Databricks SQL: Creating, Inserting, Updating, and Validating Data. Let’s go step by step, covering:

  1. Creating two tables (Users and Orders)
  2. Inserting data into the tables
  3. Updating data using different techniques
  4. Validating the update

Step 1: Creating Tables

-- Creating Users Table
CREATE TABLE Users (
UserID INT,
UserName STRING NOT NULL,
Email STRING NOT NULL,
CreatedAt TIMESTAMP DEFAULT CURRENT_TIMESTAMP(),
CONSTRAINT pk_users PRIMARY KEY (UserID),
CONSTRAINT unique_email UNIQUE (Email)
);

-- Creating Orders Table with Foreign Key Reference
CREATE TABLE Orders (
OrderID INT,
UserID INT,
OrderDate TIMESTAMP DEFAULT CURRENT_TIMESTAMP(),
Amount DECIMAL(10,2) CHECK (Amount > 0),
CONSTRAINT pk_orders PRIMARY KEY (OrderID),
CONSTRAINT fk_orders_users FOREIGN KEY (UserID) REFERENCES Users(UserID) ON DELETE CASCADE
);

Step 2: Inserting Data

-- Insert Data into Users Table
INSERT INTO Users (UserID, UserName, Email, CreatedAt)
VALUES
(1, 'Alice', 'alice@example.com', CURRENT_TIMESTAMP()),
(2, 'Bob', 'bob@example.com', CURRENT_TIMESTAMP()),
(3, 'Charlie', 'charlie@example.com', CURRENT_TIMESTAMP());

-- Insert Data into Orders Table
INSERT INTO Orders (OrderID, UserID, OrderDate, Amount)
VALUES
(101, 1, CURRENT_TIMESTAMP(), 250.00),
(102, 2, CURRENT_TIMESTAMP(), 100.00),
(103, 3, CURRENT_TIMESTAMP(), 300.50);

Step 3: Updating Data Using Different Techniques

1️⃣ Basic Update

Update a single column for a specific user:

UPDATE Users 
SET UserName = 'Alice Johnson'
WHERE UserID = 1;

2️⃣ Updating Multiple Columns

UPDATE Users 
SET UserName = 'Robert', Email = 'robert@example.com'
WHERE UserID = 2;

3️⃣ Conditional Update Based on Another Table

If a user’s total order amount is greater than 200, update their username:

UPDATE Users 
SET UserName = 'VIP User'
WHERE UserID IN (SELECT UserID FROM Orders WHERE Amount > 200);

4️⃣ Bulk Update (All Users)

UPDATE Users 
SET UserName = CONCAT(UserName, ' [Updated]');

Step 4: Validating Updates

1️⃣ Check Updated Values

SELECT * FROM Users WHERE UserID = 1;

2️⃣ Count Updated Rows

SELECT COUNT(*) AS UpdatedRowCount 
FROM Users
WHERE UserName LIKE '%Updated%';

3️⃣ Validate Using CASE WHEN

SELECT 
UserID,
UserName,
CASE
WHEN UserName LIKE '%Updated%' THEN 'Updated'
ELSE 'Not Updated'
END AS UpdateStatus
FROM Users;

Step 5: Using Delta Tables for Change Tracking (Optional)

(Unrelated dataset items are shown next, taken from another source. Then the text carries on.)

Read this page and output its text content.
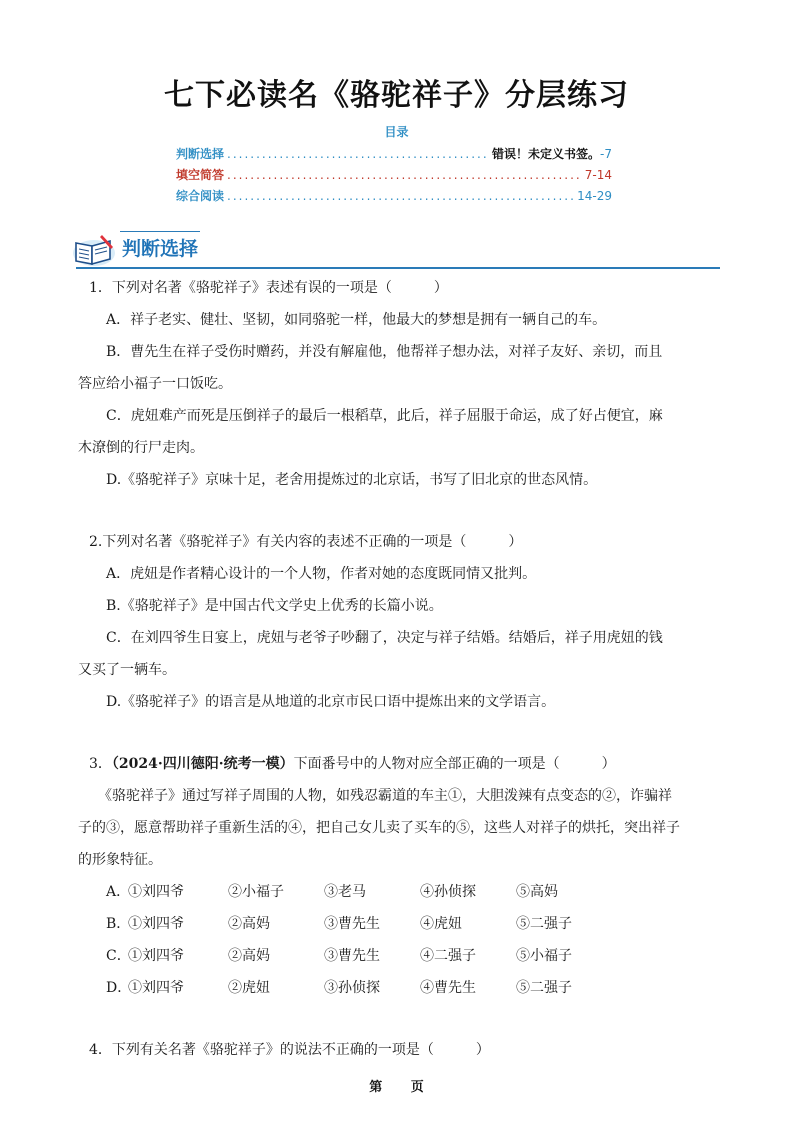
七下必读名《骆驼祥子》分层练习
目录
判断选择 .....	错误！未定义书签。 -7
填空简答 .....	7-14
综合阅读 .....	14-29
判断选择
1．下列对名著《骆驼祥子》表述有误的一项是（　　　）
A．祥子老实、健壮、坚韧，如同骆驼一样，他最大的梦想是拥有一辆自己的车。
B．曹先生在祥子受伤时赠药，并没有解雇他，他帮祥子想办法，对祥子友好、亲切，而且
答应给小福子一口饭吃。
C．虎妞难产而死是压倒祥子的最后一根稻草，此后，祥子屈服于命运，成了好占便宜，麻
木潦倒的行尸走肉。
D.《骆驼祥子》京味十足，老舍用提炼过的北京话，书写了旧北京的世态风情。
2.下列对名著《骆驼祥子》有关内容的表述不正确的一项是（　　　）
A．虎妞是作者精心设计的一个人物，作者对她的态度既同情又批判。
B.《骆驼祥子》是中国古代文学史上优秀的长篇小说。
C．在刘四爷生日宴上，虎妞与老爷子吵翻了，决定与祥子结婚。结婚后，祥子用虎妞的钱
又买了一辆车。
D.《骆驼祥子》的语言是从地道的北京市民口语中提炼出来的文学语言。
3．（2024·四川德阳·统考一模）下面番号中的人物对应全部正确的一项是（　　　）
《骆驼祥子》通过写祥子周围的人物，如残忍霸道的车主①，大胆泼辣有点变态的②，诈骗祥
子的③，愿意帮助祥子重新生活的④，把自己女儿卖了买车的⑤，这些人对祥子的烘托，突出祥子
的形象特征。
A．
①刘四爷	②小福子	③老马	④孙侦探	⑤高妈
B．
①刘四爷	②高妈	③曹先生	④虎妞	⑤二强子
C．
①刘四爷	②高妈	③曹先生	④二强子	⑤小福子
D．
①刘四爷	②虎妞	③孙侦探	④曹先生	⑤二强子
4．下列有关名著《骆驼祥子》的说法不正确的一项是（　　　）
第 页
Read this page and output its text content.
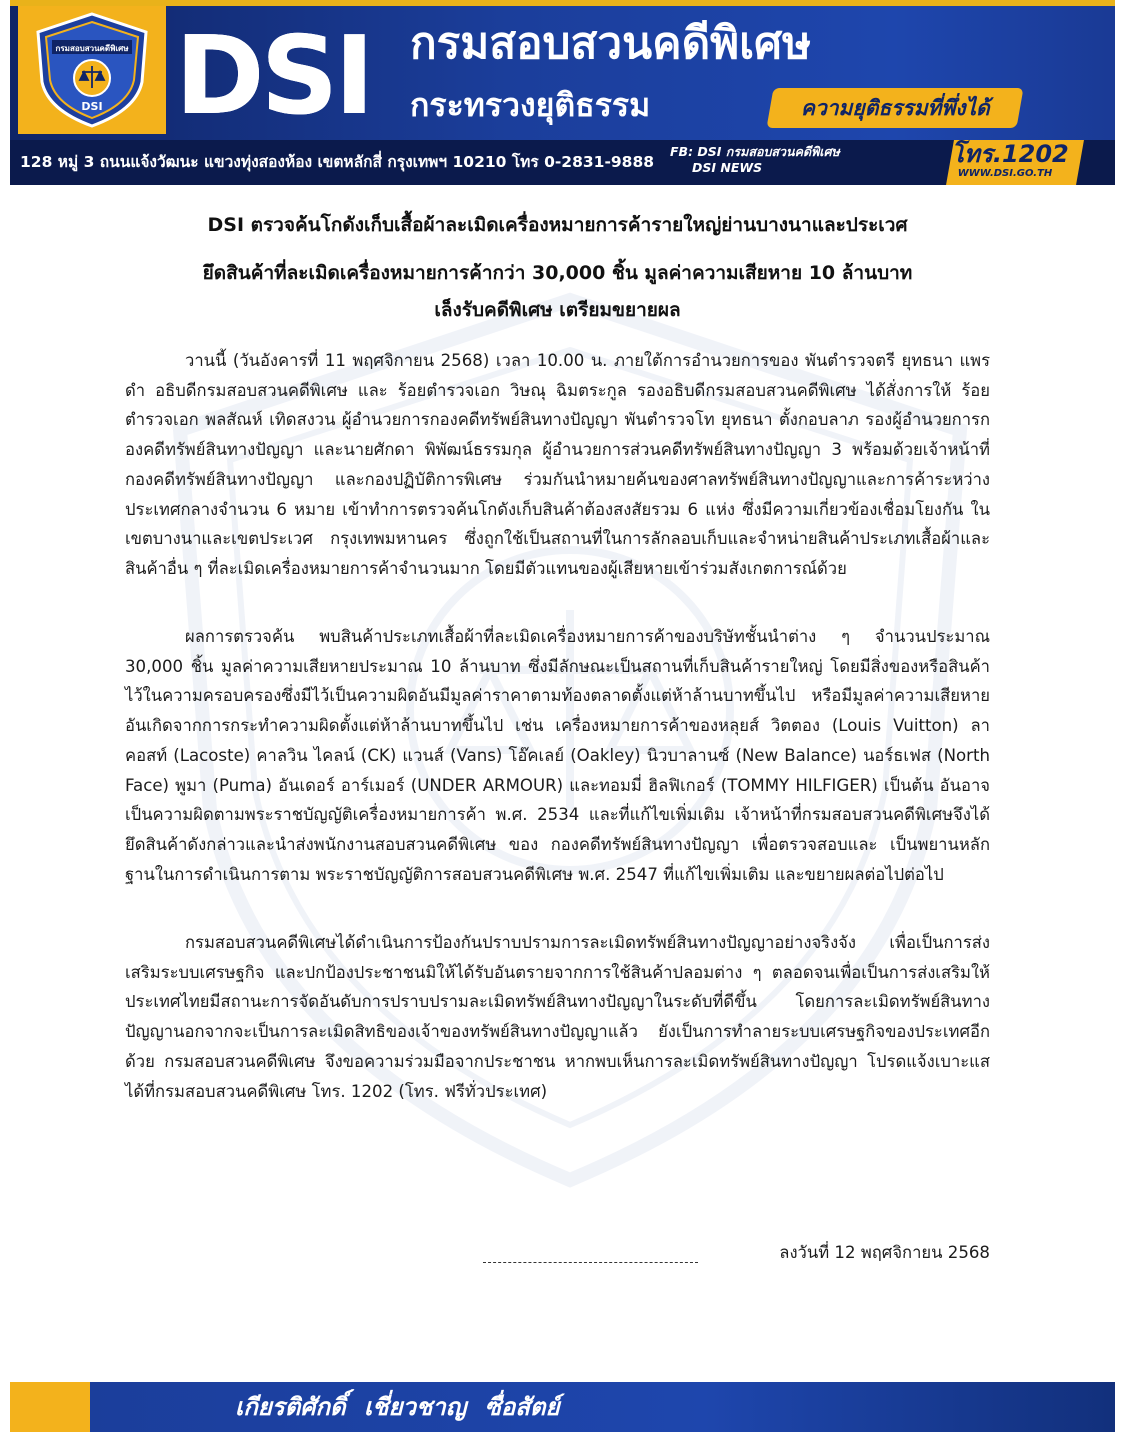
กรมสอบสวนคดีพิเศษ
DSI DSI กรมสอบสวนคดีพิเศษ
กระทรวงยุติธรรม	ความยุติธรรมที่พึ่งได้
128 หมู่ 3 ถนนแจ้งวัฒนะ แขวงทุ่งสองห้อง เขตหลักสี่ กรุงเทพฯ 10210 โทร 0-2831-9888
FB: DSI กรมสอบสวนคดีพิเศษ
DSI NEWS	โทร.1202
WWW.DSI.GO.TH
DSI ตรวจค้นโกดังเก็บเสื้อผ้าละเมิดเครื่องหมายการค้ารายใหญ่ย่านบางนาและประเวศ
ยึดสินค้าที่ละเมิดเครื่องหมายการค้ากว่า 30,000 ชิ้น มูลค่าความเสียหาย 10 ล้านบาท
เล็งรับคดีพิเศษ เตรียมขยายผล

วานนี้ (วันอังคารที่ 11 พฤศจิกายน 2568) เวลา 10.00 น. ภายใต้การอำนวยการของ พันตำรวจตรี ยุทธนา แพรดำ อธิบดีกรมสอบสวนคดีพิเศษ และ ร้อยตำรวจเอก วิษณุ ฉิมตระกูล รองอธิบดีกรมสอบสวนคดีพิเศษ ได้สั่งการให้ ร้อยตำรวจเอก พลสัณห์ เทิดสงวน ผู้อำนวยการกองคดีทรัพย์สินทางปัญญา พันตำรวจโท ยุทธนา ตั้งกอบลาภ รองผู้อำนวยการกองคดีทรัพย์สินทางปัญญา และนายศักดา พิพัฒน์ธรรมกุล ผู้อำนวยการส่วนคดีทรัพย์สินทางปัญญา 3 พร้อมด้วยเจ้าหน้าที่กองคดีทรัพย์สินทางปัญญา และกองปฏิบัติการพิเศษ ร่วมกันนำหมายค้นของศาลทรัพย์สินทางปัญญาและการค้าระหว่างประเทศกลางจำนวน 6 หมาย เข้าทำการตรวจค้นโกดังเก็บสินค้าต้องสงสัยรวม 6 แห่ง ซึ่งมีความเกี่ยวข้องเชื่อมโยงกัน ในเขตบางนาและเขตประเวศ กรุงเทพมหานคร ซึ่งถูกใช้เป็นสถานที่ในการลักลอบเก็บและจำหน่ายสินค้าประเภทเสื้อผ้าและสินค้าอื่น ๆ ที่ละเมิดเครื่องหมายการค้าจำนวนมาก โดยมีตัวแทนของผู้เสียหายเข้าร่วมสังเกตการณ์ด้วย

ผลการตรวจค้น พบสินค้าประเภทเสื้อผ้าที่ละเมิดเครื่องหมายการค้าของบริษัทชั้นนำต่าง ๆ จำนวนประมาณ 30,000 ชิ้น มูลค่าความเสียหายประมาณ 10 ล้านบาท ซึ่งมีลักษณะเป็นสถานที่เก็บสินค้ารายใหญ่ โดยมีสิ่งของหรือสินค้าไว้ในความครอบครองซึ่งมีไว้เป็นความผิดอันมีมูลค่าราคาตามท้องตลาดตั้งแต่ห้าล้านบาทขึ้นไป หรือมีมูลค่าความเสียหายอันเกิดจากการกระทำความผิดตั้งแต่ห้าล้านบาทขึ้นไป เช่น เครื่องหมายการค้าของหลุยส์ วิตตอง (Louis Vuitton) ลาคอสท์ (Lacoste) คาลวิน ไคลน์ (CK) แวนส์ (Vans) โอ๊คเลย์ (Oakley) นิวบาลานซ์ (New Balance) นอร์ธเฟส (North Face) พูมา (Puma) อันเดอร์ อาร์เมอร์ (UNDER ARMOUR) และทอมมี่ ฮิลฟิเกอร์ (TOMMY HILFIGER) เป็นต้น อันอาจเป็นความผิดตามพระราชบัญญัติเครื่องหมายการค้า พ.ศ. 2534 และที่แก้ไขเพิ่มเติม เจ้าหน้าที่กรมสอบสวนคดีพิเศษจึงได้ยึดสินค้าดังกล่าวและนำส่งพนักงานสอบสวนคดีพิเศษ ของ กองคดีทรัพย์สินทางปัญญา เพื่อตรวจสอบและ เป็นพยานหลักฐานในการดำเนินการตาม พระราชบัญญัติการสอบสวนคดีพิเศษ พ.ศ. 2547 ที่แก้ไขเพิ่มเติม และขยายผลต่อไปต่อไป

กรมสอบสวนคดีพิเศษได้ดำเนินการป้องกันปราบปรามการละเมิดทรัพย์สินทางปัญญาอย่างจริงจัง เพื่อเป็นการส่งเสริมระบบเศรษฐกิจ และปกป้องประชาชนมิให้ได้รับอันตรายจากการใช้สินค้าปลอมต่าง ๆ ตลอดจนเพื่อเป็นการส่งเสริมให้ประเทศไทยมีสถานะการจัดอันดับการปราบปรามละเมิดทรัพย์สินทางปัญญาในระดับที่ดีขึ้น โดยการละเมิดทรัพย์สินทางปัญญานอกจากจะเป็นการละเมิดสิทธิของเจ้าของทรัพย์สินทางปัญญาแล้ว ยังเป็นการทำลายระบบเศรษฐกิจของประเทศอีกด้วย กรมสอบสวนคดีพิเศษ จึงขอความร่วมมือจากประชาชน หากพบเห็นการละเมิดทรัพย์สินทางปัญญา โปรดแจ้งเบาะแสได้ที่กรมสอบสวนคดีพิเศษ โทร. 1202 (โทร. ฟรีทั่วประเทศ)

ลงวันที่ 12 พฤศจิกายน 2568
เกียรติศักดิ์ เชี่ยวชาญ ซื่อสัตย์
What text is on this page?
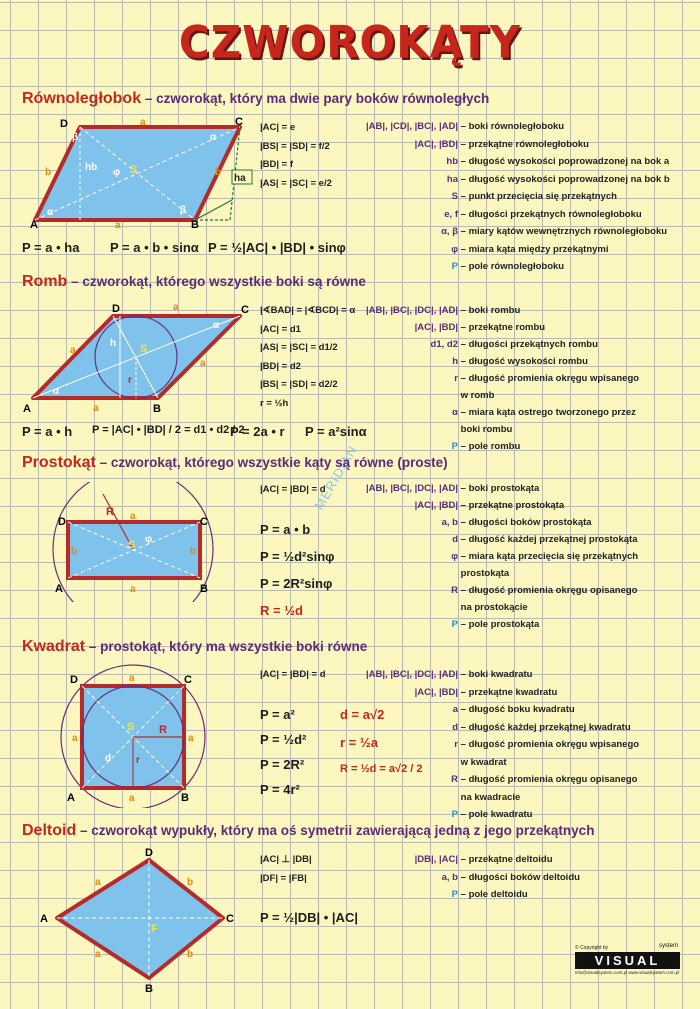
CZWOROKĄTY
MERIDIAN
Równoległobok – czworokąt, który ma dwie pary boków równoległych
A	B
C
D	a
a
b	b
S
φ
hb
α
α
β
β
ha
|AC| = e
|BS| = |SD| = f/2
|BD| = f
|AS| = |SC| = e/2
|AB|, |CD|, |BC|, |AD| – boki równoległoboku
|AC|, |BD| – przekątne równoległoboku
hb – długość wysokości poprowadzonej na bok a
ha – długość wysokości poprowadzonej na bok b
S – punkt przecięcia się przekątnych
e, f – długości przekątnych równoległoboku
α, β – miary kątów wewnętrznych równoległoboku
φ – miara kąta między przekątnymi
P – pole równoległoboku
P = a • ha P = a • b • sinα P = ½|AC| • |BD| • sinφ
Romb – czworokąt, którego wszystkie boki są równe
A	B
C
D	a
a
a
a
S
h
r
α
α
|∢BAD| = |∢BCD| = α
|AC| = d1
|AS| = |SC| = d1/2
|BD| = d2
|BS| = |SD| = d2/2
r = ½h
|AB|, |BC|, |DC|, |AD| – boki rombu
|AC|, |BD| – przekątne rombu
d1, d2 – długości przekątnych rombu
h – długość wysokości rombu
r – długość promienia okręgu wpisanego
w romb
α – miara kąta ostrego tworzonego przez
boki rombu
P – pole rombu
P = a • h P = |AC| • |BD| / 2 = d1 • d2 / 2
P = 2a • r P = a²sinα
Prostokąt – czworokąt, którego wszystkie kąty są równe (proste)
D	C
A	B
R a
a
b	b
S φ
|AC| = |BD| = d
P = a • b
P = ½d²sinφ
P = 2R²sinφ
R = ½d
|AB|, |BC|, |DC|, |AD| – boki prostokąta
|AC|, |BD| – przekątne prostokąta
a, b – długości boków prostokąta
d – długość każdej przekątnej prostokąta
φ – miara kąta przecięcia się przekątnych
prostokąta
R – długość promienia okręgu opisanego
na prostokącie
P – pole prostokąta
Kwadrat – prostokąt, który ma wszystkie boki równe
D	C
A	B
a
a
a	a
S R
r
d
|AC| = |BD| = d
P = a²
P = ½d²
P = 2R²
P = 4r²
d = a√2
r = ½a
R = ½d = a√2 / 2
|AB|, |BC|, |DC|, |AD| – boki kwadratu
|AC|, |BD| – przekątne kwadratu
a – długość boku kwadratu
d – długość każdej przekątnej kwadratu
r – długość promienia okręgu wpisanego
w kwadrat
R – długość promienia okręgu opisanego
na kwadracie
P – pole kwadratu
Deltoid – czworokąt wypukły, który ma oś symetrii zawierającą jedną z jego przekątnych
D
A	C
B
F
a
a
b
b
|AC| ⊥ |DB|
|DF| = |FB|
P = ½|DB| • |AC|
|DB|, |AC| – przekątne deltoidu
a, b – długości boków deltoidu
P – pole deltoidu
© Copyright by	system
VISUAL
info@visualsystem.com.pl www.visualsystem.com.pl
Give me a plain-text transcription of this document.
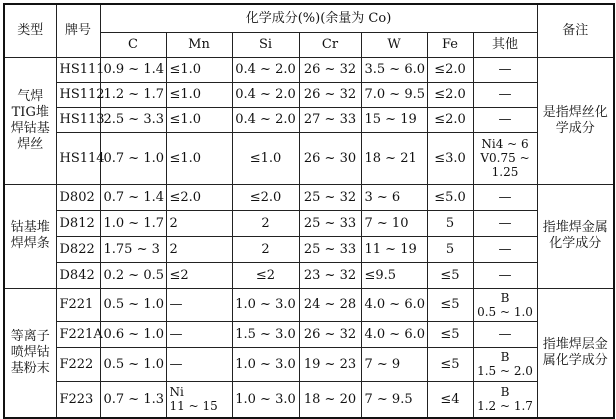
类型	牌号	化学成分(%)(余量为 Co)							备注
		C	Mn	Si	Cr	W	Fe	其他	
气焊TIG堆焊钴基焊丝	HS111	0.9 ~ 1.4	≤1.0	0.4 ~ 2.0	26 ~ 32	3.5 ~ 6.0	≤2.0	—	是指焊丝化学成分
	HS112	1.2 ~ 1.7	≤1.0	0.4 ~ 2.0	26 ~ 32	7.0 ~ 9.5	≤2.0	—	
	HS113	2.5 ~ 3.3	≤1.0	0.4 ~ 2.0	27 ~ 33	15 ~ 19	≤2.0	—	
	HS114	0.7 ~ 1.0	≤1.0	≤1.0	26 ~ 30	18 ~ 21	≤3.0	Ni4 ~ 6
V0.75 ~
1.25	
钴基堆焊焊条	D802	0.7 ~ 1.4	≤2.0	≤2.0	25 ~ 32	3 ~ 6	≤5.0	—	指堆焊金属化学成分
	D812	1.0 ~ 1.7	2	2	25 ~ 33	7 ~ 10	5	—	
	D822	1.75 ~ 3	2	2	25 ~ 33	11 ~ 19	5	—	
	D842	0.2 ~ 0.5	≤2	≤2	23 ~ 32	≤9.5	≤5	—	
等离子喷焊钴基粉末	F221	0.5 ~ 1.0	—	1.0 ~ 3.0	24 ~ 28	4.0 ~ 6.0	≤5	B
0.5 ~ 1.0	指堆焊层金属化学成分
	F221A	0.6 ~ 1.0	—	1.5 ~ 3.0	26 ~ 32	4.0 ~ 6.0	≤5	—	
	F222	0.5 ~ 1.0	—	1.0 ~ 3.0	19 ~ 23	7 ~ 9	≤5	B
1.5 ~ 2.0	
	F223	0.7 ~ 1.3	Ni
11 ~ 15	1.0 ~ 3.0	18 ~ 20	7 ~ 9.5	≤4	B
1.2 ~ 1.7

If you’re using Databricks Delta tables, you can track updates using DESCRIBE HISTORY:

DESCRIBE HISTORY Users;
  • This provides audit logs of all updates, including timestamps and who made the changes.

Conclusion

✅ We created tables, inserted data, performed updates, and validated the changes using SQL queries.
🔥 These techniques ensure data integrity while updating records.